Apple Launches iPhone X: Face ID, No Home Button, All-Screen Design

Company also unveils iPhone 8

After months of speculation, Apple CEO Tim Cook took the stage inside the new Steve Jobs Theater and officially unveiled the iPhone 8, the next generation of the company’s foundational device, as well as a brand new flagship iPhone X, on Tuesday.

Two versions of the iPhone 8 will be available for pre-order starting on Sept. 15 and available to ship Sept. 22, with prices starting at $699, while the iPhone X costs $999, and will be available for preorder on Oct. 27, shipping Nov. 3.

All the new iPhones will include wireless charging. iPhone 8 will be available in silver, “space gray,” and a new pinkish-gold color. The iPhone X will come in the initial two hues.

“It’s truly amazing how much the iPhone impacts the world each and every day,” said Cook.

Apple VP Phil Schiller walked the crowd through the iPhone X’s new features, including its facial recognition capabilities and lack of ubiquitous home button, which allows for the device’s all-screen design. Users will unlock their phone by swiping from the bottom-up, or just by looking at the screen. “Every time you glance at your iphone X it recognizes your face,” said Schiller.

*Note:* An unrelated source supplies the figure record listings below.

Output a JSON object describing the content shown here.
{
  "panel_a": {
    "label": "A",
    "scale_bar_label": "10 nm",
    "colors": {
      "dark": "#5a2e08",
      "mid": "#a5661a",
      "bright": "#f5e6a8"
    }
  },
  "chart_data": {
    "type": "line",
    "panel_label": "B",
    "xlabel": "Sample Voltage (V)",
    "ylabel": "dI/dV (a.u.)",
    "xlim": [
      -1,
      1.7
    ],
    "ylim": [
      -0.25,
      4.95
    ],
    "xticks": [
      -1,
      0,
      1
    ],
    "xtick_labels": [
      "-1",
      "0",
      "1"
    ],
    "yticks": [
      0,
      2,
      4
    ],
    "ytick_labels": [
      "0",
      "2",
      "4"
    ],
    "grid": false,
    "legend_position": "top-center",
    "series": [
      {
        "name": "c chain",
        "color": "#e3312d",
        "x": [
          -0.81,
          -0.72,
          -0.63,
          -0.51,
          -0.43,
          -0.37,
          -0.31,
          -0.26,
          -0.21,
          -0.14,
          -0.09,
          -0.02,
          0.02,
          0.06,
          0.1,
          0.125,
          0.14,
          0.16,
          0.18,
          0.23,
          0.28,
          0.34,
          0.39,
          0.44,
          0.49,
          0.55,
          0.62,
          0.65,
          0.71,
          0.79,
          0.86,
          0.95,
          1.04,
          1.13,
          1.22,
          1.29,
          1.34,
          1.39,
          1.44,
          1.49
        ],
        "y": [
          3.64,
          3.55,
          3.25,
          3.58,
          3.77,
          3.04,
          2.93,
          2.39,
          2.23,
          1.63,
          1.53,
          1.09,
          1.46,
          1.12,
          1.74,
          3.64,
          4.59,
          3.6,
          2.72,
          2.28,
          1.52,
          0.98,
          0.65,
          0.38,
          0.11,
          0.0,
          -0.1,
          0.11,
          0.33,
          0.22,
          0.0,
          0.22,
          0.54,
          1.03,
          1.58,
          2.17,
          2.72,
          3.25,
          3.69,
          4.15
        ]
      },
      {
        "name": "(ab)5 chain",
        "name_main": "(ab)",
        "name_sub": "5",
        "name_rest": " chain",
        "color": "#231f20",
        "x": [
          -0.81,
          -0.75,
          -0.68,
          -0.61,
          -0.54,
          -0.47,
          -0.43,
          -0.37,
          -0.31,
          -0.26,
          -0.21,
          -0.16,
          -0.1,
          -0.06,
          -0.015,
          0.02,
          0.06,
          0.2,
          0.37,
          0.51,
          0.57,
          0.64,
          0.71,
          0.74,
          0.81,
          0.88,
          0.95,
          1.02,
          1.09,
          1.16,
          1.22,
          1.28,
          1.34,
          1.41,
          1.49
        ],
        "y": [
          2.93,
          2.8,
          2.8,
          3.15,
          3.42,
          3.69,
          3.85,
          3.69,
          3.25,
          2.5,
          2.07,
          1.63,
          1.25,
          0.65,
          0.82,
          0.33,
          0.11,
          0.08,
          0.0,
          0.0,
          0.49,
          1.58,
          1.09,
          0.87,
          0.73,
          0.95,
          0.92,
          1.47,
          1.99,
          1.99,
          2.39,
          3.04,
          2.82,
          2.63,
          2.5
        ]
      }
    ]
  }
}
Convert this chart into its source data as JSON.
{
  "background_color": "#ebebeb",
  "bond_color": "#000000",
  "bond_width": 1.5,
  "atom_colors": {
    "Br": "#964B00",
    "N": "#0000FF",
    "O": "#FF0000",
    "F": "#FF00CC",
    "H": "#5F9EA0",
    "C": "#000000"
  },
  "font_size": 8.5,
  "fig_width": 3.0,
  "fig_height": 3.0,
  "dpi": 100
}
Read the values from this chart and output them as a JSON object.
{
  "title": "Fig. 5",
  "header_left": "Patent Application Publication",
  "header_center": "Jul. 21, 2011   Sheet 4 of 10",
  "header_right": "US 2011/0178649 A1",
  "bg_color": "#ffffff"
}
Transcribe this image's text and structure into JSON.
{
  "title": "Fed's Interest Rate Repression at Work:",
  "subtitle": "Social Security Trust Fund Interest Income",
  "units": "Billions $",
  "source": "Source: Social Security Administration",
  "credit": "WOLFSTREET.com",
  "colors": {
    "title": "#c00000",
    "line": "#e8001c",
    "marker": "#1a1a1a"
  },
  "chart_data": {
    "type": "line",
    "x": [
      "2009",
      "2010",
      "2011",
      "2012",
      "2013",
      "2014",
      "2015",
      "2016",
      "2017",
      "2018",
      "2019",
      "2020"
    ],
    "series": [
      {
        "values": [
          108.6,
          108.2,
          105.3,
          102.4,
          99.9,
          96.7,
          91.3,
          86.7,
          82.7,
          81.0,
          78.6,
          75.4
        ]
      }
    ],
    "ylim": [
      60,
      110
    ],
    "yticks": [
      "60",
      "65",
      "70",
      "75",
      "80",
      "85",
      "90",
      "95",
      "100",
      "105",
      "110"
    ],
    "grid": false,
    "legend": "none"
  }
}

The device will use 30,000 “invisible dots” to generate an image of the user, and push it through “neural networks” to create a mathematical model of your face. iPhone X also allows users to make 3-D animated emojis, using their facial expressions. So if you were dying to put a unique face to your poop emoji, you can now do it — as Apple showed us on Tuesday.

Schiller demonstrated several of the iPhone 8’s new features, including its faster processor and improved camera, which has an “all-new censor,” “new color filter,” and “deeper pixels.” He also shared the iPhone 8 will be the most video-friendly smartphone on the market, able to capture 4K footage and pulling in 2 million tiles per second of video.

Schiller then brought out Atli Mar of Directive Games to highlight one of the most highly anticipated aspects of the new iPhone: The ARKit allows developers to create games and apps in augmented reality, making it the first smartphone specifically designed for AR. Mar demoed an AR game, showing off the phone’s processing power.